We must make measurements in a quick enough succession that we don’t miss important changes between measurements. And we must measure with enough resolution that we capture as much detail as we desire.
Theory tells us that the rate at which the signal is sampled must be at least twice that of the highest frequency that we wish to reproduce. The Nyquist Theorum, therefore, means that, to faithfully capture an analog audio signal that extends to the accepted upper threshold of 20 kHz, it must be sampled at 40 kHz, or 40,000 samples per second.
As an aside, the reason that the compact disc Red Book standard dictates a sampling frequency of 44.1 kHz is based on the early developers, Philips and Sony, wishing to cover the generally accepted audio spectrum of human hearing while also fitting the resulting digital information onto videotape.

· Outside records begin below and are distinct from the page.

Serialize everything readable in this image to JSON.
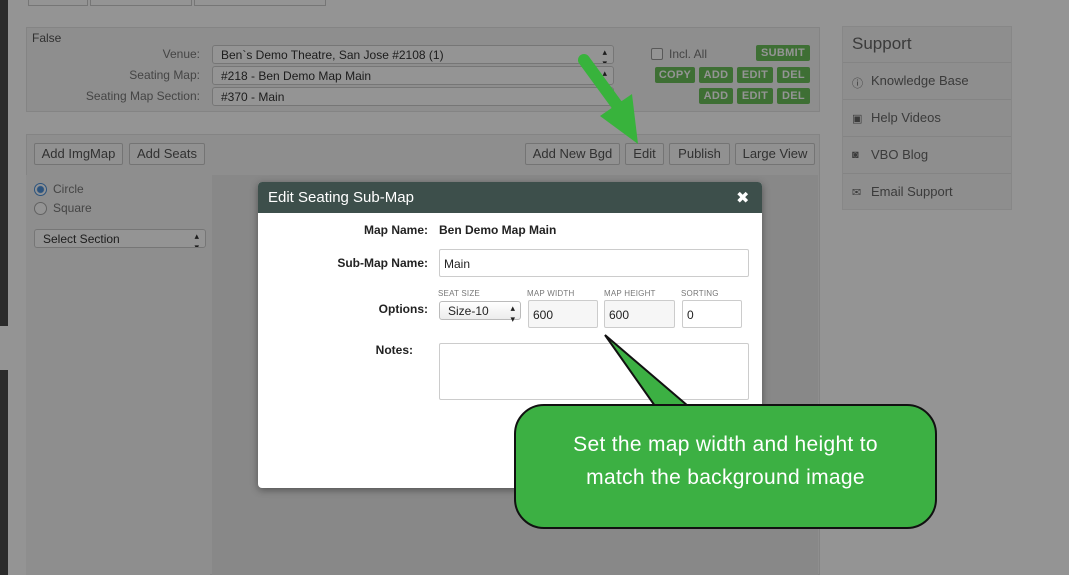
{
  "venue_panel": {
    "flag": "False",
    "venue_label": "Venue:",
    "venue_value": "Ben`s Demo Theatre, San Jose #2108 (1)",
    "incl_all": "Incl. All",
    "submit": "SUBMIT",
    "seating_map_label": "Seating Map:",
    "seating_map_value": "#218 - Ben Demo Map Main",
    "section_label": "Seating Map Section:",
    "section_value": "#370 - Main",
    "copy": "COPY",
    "add": "ADD",
    "edit": "EDIT",
    "del": "DEL"
  },
  "toolbar": {
    "add_imgmap": "Add ImgMap",
    "add_seats": "Add Seats",
    "add_new_bgd": "Add New Bgd",
    "edit": "Edit",
    "publish": "Publish",
    "large_view": "Large View"
  },
  "side": {
    "circle": "Circle",
    "square": "Square",
    "select_section": "Select Section"
  },
  "support": {
    "title": "Support",
    "items": [
      {
        "label": "Knowledge Base",
        "icon": "info-icon"
      },
      {
        "label": "Help Videos",
        "icon": "camera-icon"
      },
      {
        "label": "VBO Blog",
        "icon": "rss-icon"
      },
      {
        "label": "Email Support",
        "icon": "envelope-icon"
      }
    ]
  },
  "modal": {
    "title": "Edit Seating Sub-Map",
    "map_name_label": "Map Name:",
    "map_name_value": "Ben Demo Map Main",
    "sub_map_label": "Sub-Map Name:",
    "sub_map_value": "Main",
    "options_label": "Options:",
    "seat_size_label": "SEAT SIZE",
    "seat_size_value": "Size-10",
    "map_width_label": "MAP WIDTH",
    "map_width_value": "600",
    "map_height_label": "MAP HEIGHT",
    "map_height_value": "600",
    "sorting_label": "SORTING",
    "sorting_value": "0",
    "notes_label": "Notes:"
  },
  "callout": {
    "line1": "Set the map width and height to",
    "line2": "match the background image"
  },
  "colors": {
    "green_button": "#6cc05a",
    "callout_green": "#3cb043",
    "arrow_green": "#38b33c",
    "modal_header": "#3d4f4b"
  }
}
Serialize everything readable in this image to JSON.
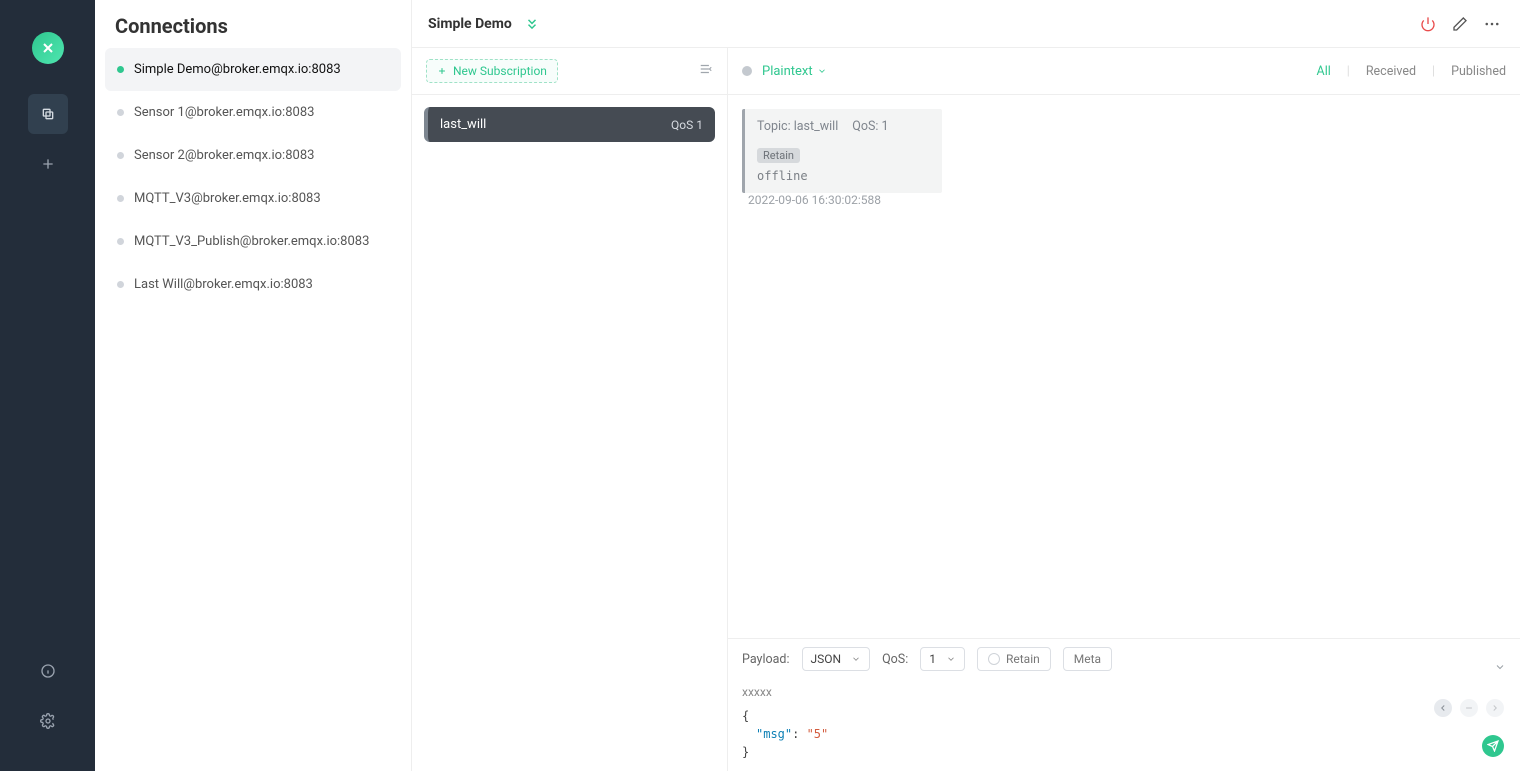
{
  "rail": {
    "logo_alt": "MQTTX"
  },
  "sidebar": {
    "title": "Connections",
    "items": [
      {
        "label": "Simple Demo@broker.emqx.io:8083",
        "online": true,
        "selected": true
      },
      {
        "label": "Sensor 1@broker.emqx.io:8083",
        "online": false,
        "selected": false
      },
      {
        "label": "Sensor 2@broker.emqx.io:8083",
        "online": false,
        "selected": false
      },
      {
        "label": "MQTT_V3@broker.emqx.io:8083",
        "online": false,
        "selected": false
      },
      {
        "label": "MQTT_V3_Publish@broker.emqx.io:8083",
        "online": false,
        "selected": false
      },
      {
        "label": "Last Will@broker.emqx.io:8083",
        "online": false,
        "selected": false
      }
    ]
  },
  "topbar": {
    "title": "Simple Demo"
  },
  "subs": {
    "new_label": "New Subscription",
    "items": [
      {
        "topic": "last_will",
        "qos_label": "QoS 1"
      }
    ]
  },
  "messages": {
    "format_label": "Plaintext",
    "filters": {
      "all": "All",
      "received": "Received",
      "published": "Published"
    },
    "active_filter": "all",
    "list": [
      {
        "topic_label": "Topic: last_will",
        "qos_label": "QoS: 1",
        "retain_label": "Retain",
        "body": "offline",
        "timestamp": "2022-09-06 16:30:02:588"
      }
    ]
  },
  "publisher": {
    "payload_label": "Payload:",
    "payload_format": "JSON",
    "qos_label": "QoS:",
    "qos_value": "1",
    "retain_label": "Retain",
    "meta_label": "Meta",
    "topic_placeholder": "xxxxx",
    "body_lines": {
      "open": "{",
      "key": "\"msg\"",
      "colon": ": ",
      "value": "\"5\"",
      "close": "}"
    }
  }
}
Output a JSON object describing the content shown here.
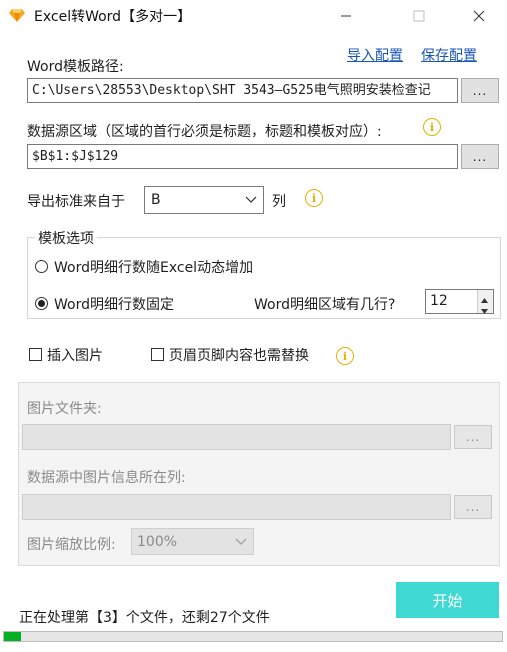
{
  "window": {
    "title": "Excel转Word【多对一】",
    "minimize_icon": "minimize-icon",
    "maximize_icon": "maximize-icon",
    "close_icon": "close-icon",
    "app_icon": "diamond-icon"
  },
  "links": {
    "import_config": "导入配置",
    "save_config": "保存配置"
  },
  "template": {
    "label": "Word模板路径:",
    "value": "C:\\Users\\28553\\Desktop\\SHT 3543—G525电气照明安装检查记",
    "browse": "..."
  },
  "datasource": {
    "label": "数据源区域（区域的首行必须是标题，标题和模板对应）:",
    "value": "$B$1:$J$129",
    "browse": "..."
  },
  "export_standard": {
    "label": "导出标准来自于",
    "selected": "B",
    "suffix": "列"
  },
  "template_options": {
    "title": "模板选项",
    "option_dynamic": "Word明细行数随Excel动态增加",
    "option_fixed": "Word明细行数固定",
    "selected": "fixed",
    "rows_label": "Word明细区域有几行?",
    "rows_value": "12"
  },
  "checkboxes": {
    "insert_image": "插入图片",
    "insert_image_checked": false,
    "replace_header_footer": "页眉页脚内容也需替换",
    "replace_header_footer_checked": false
  },
  "image_panel": {
    "folder_label": "图片文件夹:",
    "folder_value": "",
    "folder_browse": "...",
    "column_label": "数据源中图片信息所在列:",
    "column_value": "",
    "column_browse": "...",
    "scale_label": "图片缩放比例:",
    "scale_value": "100%"
  },
  "actions": {
    "start": "开始"
  },
  "status": {
    "text": "正在处理第【3】个文件，还剩27个文件",
    "progress": 0.035
  },
  "colors": {
    "accent": "#3fd8d2",
    "link": "#1a56b8",
    "info": "#e8b200",
    "progress": "#06b025"
  }
}
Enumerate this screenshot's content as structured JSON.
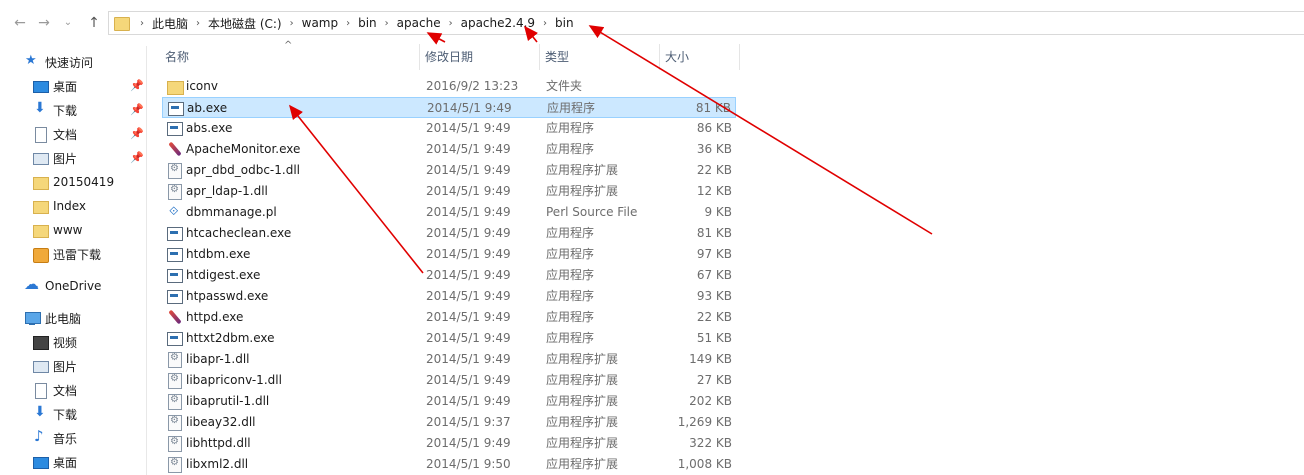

By fitting three samples into each active line in the video field, at 50 Hz or 60 Hz, the developers were able to sample 44,100 times per second and save the data onto videotape, which was the digital audio storage and mastering precursor to the compact disc.
These days, we understand that the higher the sample rate, the better. Extending the sampling frequency well beyond the minimum 40 kHz allows digital processing tools to operate on the signal without compromise and to reduce alias signals.
Alias signals are basically components of the audio signal above the upper limit of the sampling frequency that are essentially folded back into the signal, creating an unpleasant distortion.
Someone once gave a good example of aliasing. A guy living in a cave was waiting for daylight. He stuck his head outside about every 25 hours. Starting at 8 o’clock at night (8 pm), he next looked outside 25 hours later when, unbeknownst to him, it was 9 pm and still dark.
Looking outside his pitch black cave every 25 hours he encountered night 10 times in a row, leading him to believe that the night was 10 times longer than it really was.
That is what aliasing is all about. It’s a false reality, created by not sampling the signal of interest frequently enough. If the knucklehead had looked every hour he would have seen the true length of night.
The same goes for audio sampling. If we don’t make enough measurements within a period of time, we miss important audio information and end up with incorrect sounds, harmonically unrelated to what we really wanted to capture.